Greetings intlellectuals

Which country has the best literature? If you wanted to learn a foreign language or two, in order to consume the best possible literature in addition to your already existing mental library (I assume English), which would you chose. Please answer

Glorious Nippon!

French, latin or russian

French sounds like ass, though

Italian and Russian

Why is this a question?

Pyccкий язык

Chinese literature and poetry has a rich history, though the language has evolved so much you'd have to study quite a bit to get all of it.

Japanese as well. I've actually studied translations from a few Japanese philosophers. Very fascinating stuff.

El español es el idioma que produce la mejor literatura, gracias a sus sutilezas estructurales y a las singularidades que puede introducir cada país en él.

Because I already read and speak English, Polish and Italian, and want to learn another language.

French, Spanish or Russian come to mind because of the similarity to the languages I already speak, so it'd be way easier than Norwegian or Chinese for example.

Curious how other bookworms see it

spanish or portuguese

Poetry: French
Philosophy: German
Prose: Doesn't matter
Is anyone up fir a lit-like board in Latin? Let's revive this beauty

Japanese poetry is better

France
/thread

Deported from lit.

Russian.

>Chinese literature

is that even a thing? the only famous Chinese lit i know of is Journey to the West. I'm sure, of course, that people wrote books in ancient china but unsure if it is worth reading any of them

Most of their books are really long character dramas.
Or power struggles.
Worth reading in my opinion.

By language
>Prose
1) French
2) English
3) Spanish
4) German
5) Italian
6) Portuguese
7) Russian
Poetry
1) English
2) Italian
3) Spanish
4) German
5) French
6) Portuguese
In quantitative terms:
1) English
2) Spanish
3) French
4) Italian
5) German
6) Portuguese
7) Russian

oh for fuck sake

this, it's only like ching chong ping pong etc.. same stuff all over

The French haven't produced a single good book in their history.

>is that even a thing?
Yes. Their stuff is repetitive stylistically but very, very well executed.

...

There was nothing funny abou that

pleb

Journey to the West is one of the so-called four great Chinese novels. The others are The Romance of the Three Kingdoms, Water Margin, and Dream of the Red Chamber. They're far from the only ones though, and there's also one of the most extensive poetic traditions of any language.

Spanish.
Two centuries of golden literature in prose poetry and theatre.
Those who answered french are cucked beyond saving
Those who answered german sre trying too hard
Those who answered russian could have a point about prose but its heavily influenced by taste
those who answered anything else are plebs

Cultural revolution destroyed literature in china. The classical works require learning old chinese, which is quite different from mandarin

>portuguese higher than russian in prose
kek
kek
kek

Chinese, hands down.

I'd say Persian is better than French or Japanese

French without a doubt.

Latin and Japanese

They are not written in modern chinese. Nothing worth reading is written in modern chinese. All the classics you know use some older form of the language.

Germany, Russia, Britain

French is the only right answer.

Mo Yan is pretty great desu

УУУ CУКA pyccкиe в тpeдe

If you are not sure about how long you're going to have motivation and spare time to study, then go with French, Spanish or Portuguese, as they will be the easiest and you will be able to start reading real literature really fast - hell, you can probably already understand some French and a lot of Spanish and Portuguese just by knowing Italian. You will likely be reading real books in a few months.
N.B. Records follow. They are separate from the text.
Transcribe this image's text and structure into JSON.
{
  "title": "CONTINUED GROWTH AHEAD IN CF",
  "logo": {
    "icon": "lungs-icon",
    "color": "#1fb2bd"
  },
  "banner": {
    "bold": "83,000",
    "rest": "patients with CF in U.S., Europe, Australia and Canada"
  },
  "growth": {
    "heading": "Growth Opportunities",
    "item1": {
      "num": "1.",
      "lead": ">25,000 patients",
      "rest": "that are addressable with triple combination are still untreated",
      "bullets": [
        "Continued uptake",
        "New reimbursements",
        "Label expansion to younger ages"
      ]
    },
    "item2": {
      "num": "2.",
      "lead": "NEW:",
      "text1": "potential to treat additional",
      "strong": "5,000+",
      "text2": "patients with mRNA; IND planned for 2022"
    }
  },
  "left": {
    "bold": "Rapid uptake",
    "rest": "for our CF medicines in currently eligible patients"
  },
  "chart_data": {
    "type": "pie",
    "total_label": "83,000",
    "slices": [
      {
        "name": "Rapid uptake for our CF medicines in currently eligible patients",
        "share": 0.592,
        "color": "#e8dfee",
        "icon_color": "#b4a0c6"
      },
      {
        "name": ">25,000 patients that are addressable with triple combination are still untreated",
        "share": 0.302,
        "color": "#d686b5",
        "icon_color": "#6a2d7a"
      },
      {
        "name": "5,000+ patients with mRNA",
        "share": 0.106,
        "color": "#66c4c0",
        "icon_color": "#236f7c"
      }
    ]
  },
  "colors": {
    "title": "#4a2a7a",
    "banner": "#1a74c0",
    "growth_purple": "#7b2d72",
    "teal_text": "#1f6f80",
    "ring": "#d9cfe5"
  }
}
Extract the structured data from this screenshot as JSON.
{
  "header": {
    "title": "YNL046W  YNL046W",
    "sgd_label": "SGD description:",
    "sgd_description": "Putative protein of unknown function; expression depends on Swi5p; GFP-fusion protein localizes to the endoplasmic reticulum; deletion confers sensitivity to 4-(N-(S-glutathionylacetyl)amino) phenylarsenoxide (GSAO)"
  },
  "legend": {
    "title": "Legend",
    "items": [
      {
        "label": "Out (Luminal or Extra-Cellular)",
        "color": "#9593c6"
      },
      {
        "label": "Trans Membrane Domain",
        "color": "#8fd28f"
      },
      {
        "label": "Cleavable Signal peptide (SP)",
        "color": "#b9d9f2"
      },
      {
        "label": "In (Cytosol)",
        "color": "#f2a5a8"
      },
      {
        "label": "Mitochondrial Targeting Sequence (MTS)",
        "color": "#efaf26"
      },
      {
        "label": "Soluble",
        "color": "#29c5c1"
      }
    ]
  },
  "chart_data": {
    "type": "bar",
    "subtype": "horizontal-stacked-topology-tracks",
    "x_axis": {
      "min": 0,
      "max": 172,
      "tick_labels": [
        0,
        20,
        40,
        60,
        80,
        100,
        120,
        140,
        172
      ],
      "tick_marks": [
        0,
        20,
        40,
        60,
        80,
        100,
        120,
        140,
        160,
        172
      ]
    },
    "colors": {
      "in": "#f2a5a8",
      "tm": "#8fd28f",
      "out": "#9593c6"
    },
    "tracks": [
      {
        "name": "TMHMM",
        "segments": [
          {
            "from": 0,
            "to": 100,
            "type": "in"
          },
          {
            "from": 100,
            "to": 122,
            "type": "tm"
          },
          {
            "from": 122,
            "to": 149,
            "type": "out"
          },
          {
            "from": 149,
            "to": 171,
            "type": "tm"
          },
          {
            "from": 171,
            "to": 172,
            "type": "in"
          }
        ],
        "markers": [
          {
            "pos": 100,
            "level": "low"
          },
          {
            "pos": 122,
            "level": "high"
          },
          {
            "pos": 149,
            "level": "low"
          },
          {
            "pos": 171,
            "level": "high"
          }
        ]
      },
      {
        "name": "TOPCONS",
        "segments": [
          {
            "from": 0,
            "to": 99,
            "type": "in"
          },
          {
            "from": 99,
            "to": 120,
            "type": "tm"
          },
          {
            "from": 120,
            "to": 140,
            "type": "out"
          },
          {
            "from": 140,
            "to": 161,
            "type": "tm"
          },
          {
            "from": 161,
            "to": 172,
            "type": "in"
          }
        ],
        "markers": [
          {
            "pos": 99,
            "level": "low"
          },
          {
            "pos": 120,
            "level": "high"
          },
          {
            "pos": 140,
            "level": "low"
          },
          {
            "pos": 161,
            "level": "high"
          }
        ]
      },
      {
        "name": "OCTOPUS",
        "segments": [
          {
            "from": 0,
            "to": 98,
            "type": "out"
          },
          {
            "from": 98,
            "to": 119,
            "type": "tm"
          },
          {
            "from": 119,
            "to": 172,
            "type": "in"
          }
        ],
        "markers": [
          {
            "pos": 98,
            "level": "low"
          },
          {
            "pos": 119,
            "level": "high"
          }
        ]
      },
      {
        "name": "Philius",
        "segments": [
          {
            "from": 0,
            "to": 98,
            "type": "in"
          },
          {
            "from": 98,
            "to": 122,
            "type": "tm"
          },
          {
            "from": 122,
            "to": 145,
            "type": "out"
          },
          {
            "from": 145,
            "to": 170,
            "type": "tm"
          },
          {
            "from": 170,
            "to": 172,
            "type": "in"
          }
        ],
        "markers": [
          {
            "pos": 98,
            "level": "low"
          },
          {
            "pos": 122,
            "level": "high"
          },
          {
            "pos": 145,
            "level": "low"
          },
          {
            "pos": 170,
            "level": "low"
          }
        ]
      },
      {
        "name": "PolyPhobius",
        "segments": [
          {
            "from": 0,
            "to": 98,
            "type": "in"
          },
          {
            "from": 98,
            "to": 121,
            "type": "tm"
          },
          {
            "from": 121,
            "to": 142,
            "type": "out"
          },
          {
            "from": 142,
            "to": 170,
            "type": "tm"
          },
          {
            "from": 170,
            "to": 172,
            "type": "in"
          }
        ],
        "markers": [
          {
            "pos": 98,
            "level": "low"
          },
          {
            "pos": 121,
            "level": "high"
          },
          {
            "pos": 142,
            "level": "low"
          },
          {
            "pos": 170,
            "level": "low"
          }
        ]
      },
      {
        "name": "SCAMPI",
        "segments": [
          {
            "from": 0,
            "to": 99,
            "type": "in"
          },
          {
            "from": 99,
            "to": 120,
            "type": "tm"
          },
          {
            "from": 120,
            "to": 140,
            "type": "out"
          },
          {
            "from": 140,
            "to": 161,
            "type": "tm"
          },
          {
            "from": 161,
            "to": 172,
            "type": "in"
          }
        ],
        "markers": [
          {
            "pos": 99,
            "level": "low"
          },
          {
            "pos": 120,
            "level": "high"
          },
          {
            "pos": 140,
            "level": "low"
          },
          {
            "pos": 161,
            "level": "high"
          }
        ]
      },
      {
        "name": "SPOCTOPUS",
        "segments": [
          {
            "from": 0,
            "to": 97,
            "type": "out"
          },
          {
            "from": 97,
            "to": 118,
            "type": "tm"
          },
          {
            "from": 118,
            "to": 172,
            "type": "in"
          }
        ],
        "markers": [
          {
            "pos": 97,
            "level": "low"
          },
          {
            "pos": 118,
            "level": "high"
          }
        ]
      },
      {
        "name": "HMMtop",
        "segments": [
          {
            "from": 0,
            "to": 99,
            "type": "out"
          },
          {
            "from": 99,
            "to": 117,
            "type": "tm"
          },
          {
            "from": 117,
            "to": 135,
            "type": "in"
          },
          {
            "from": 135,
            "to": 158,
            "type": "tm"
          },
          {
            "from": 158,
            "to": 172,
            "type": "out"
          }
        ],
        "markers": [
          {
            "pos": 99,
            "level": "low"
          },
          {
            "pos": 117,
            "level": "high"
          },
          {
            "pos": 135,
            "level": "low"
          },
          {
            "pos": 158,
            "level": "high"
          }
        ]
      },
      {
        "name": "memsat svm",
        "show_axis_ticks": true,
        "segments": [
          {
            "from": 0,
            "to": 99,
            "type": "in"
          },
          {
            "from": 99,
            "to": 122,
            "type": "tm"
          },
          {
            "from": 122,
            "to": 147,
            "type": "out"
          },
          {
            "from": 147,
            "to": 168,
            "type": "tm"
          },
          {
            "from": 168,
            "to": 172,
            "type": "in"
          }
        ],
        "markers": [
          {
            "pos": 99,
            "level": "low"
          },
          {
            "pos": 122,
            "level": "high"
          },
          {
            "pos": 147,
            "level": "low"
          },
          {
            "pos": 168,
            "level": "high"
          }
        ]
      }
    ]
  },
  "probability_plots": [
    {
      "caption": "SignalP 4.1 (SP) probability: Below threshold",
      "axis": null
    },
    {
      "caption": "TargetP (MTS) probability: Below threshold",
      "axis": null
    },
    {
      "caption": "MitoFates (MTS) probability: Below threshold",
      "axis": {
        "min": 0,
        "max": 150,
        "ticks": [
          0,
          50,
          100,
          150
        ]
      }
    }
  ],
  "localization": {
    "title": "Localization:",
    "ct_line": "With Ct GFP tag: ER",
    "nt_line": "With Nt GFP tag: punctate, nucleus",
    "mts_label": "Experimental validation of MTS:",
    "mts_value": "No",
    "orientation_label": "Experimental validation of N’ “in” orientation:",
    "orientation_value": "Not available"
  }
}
Next would be German. A lot of great stuff to read in it, and the effort is only a bit higher. Since you already know English and Italian, you may even get a lot of German without studying any grammar (not that I recommend it, but the structures are really similar). Expect maybe one year of study before you are reading real literature.

I have no idea about how much Polish would help you in learning Russian, but I can't imagine Russian would be easier/faster than any of the already mentioned languages.

And just forget about Japanese, unless you enjoy the challenge. I know people who have a degree in it and still can't read japanese books. On average, you need 4 years of study just to be able to read newspapers.

I'm going to university to study French and Russian. Did I choose well?

>the structures are really similar
No.

I learned German when I already knew English and Italian, and it was pretty intuitive for me.

For example, the way you build composite tenses is basically the same (of both English and Italian) and the rules for the choice of the auxiliary verb to use are very similar to Italian.

The choice of case for declination is also pretty straightforward (compare this to Russian or Polish, where the use of cases seems almost random)

The subjective use of modal verbs is, for a lot of cases, basically the same.

These are just a few points off the top of my head.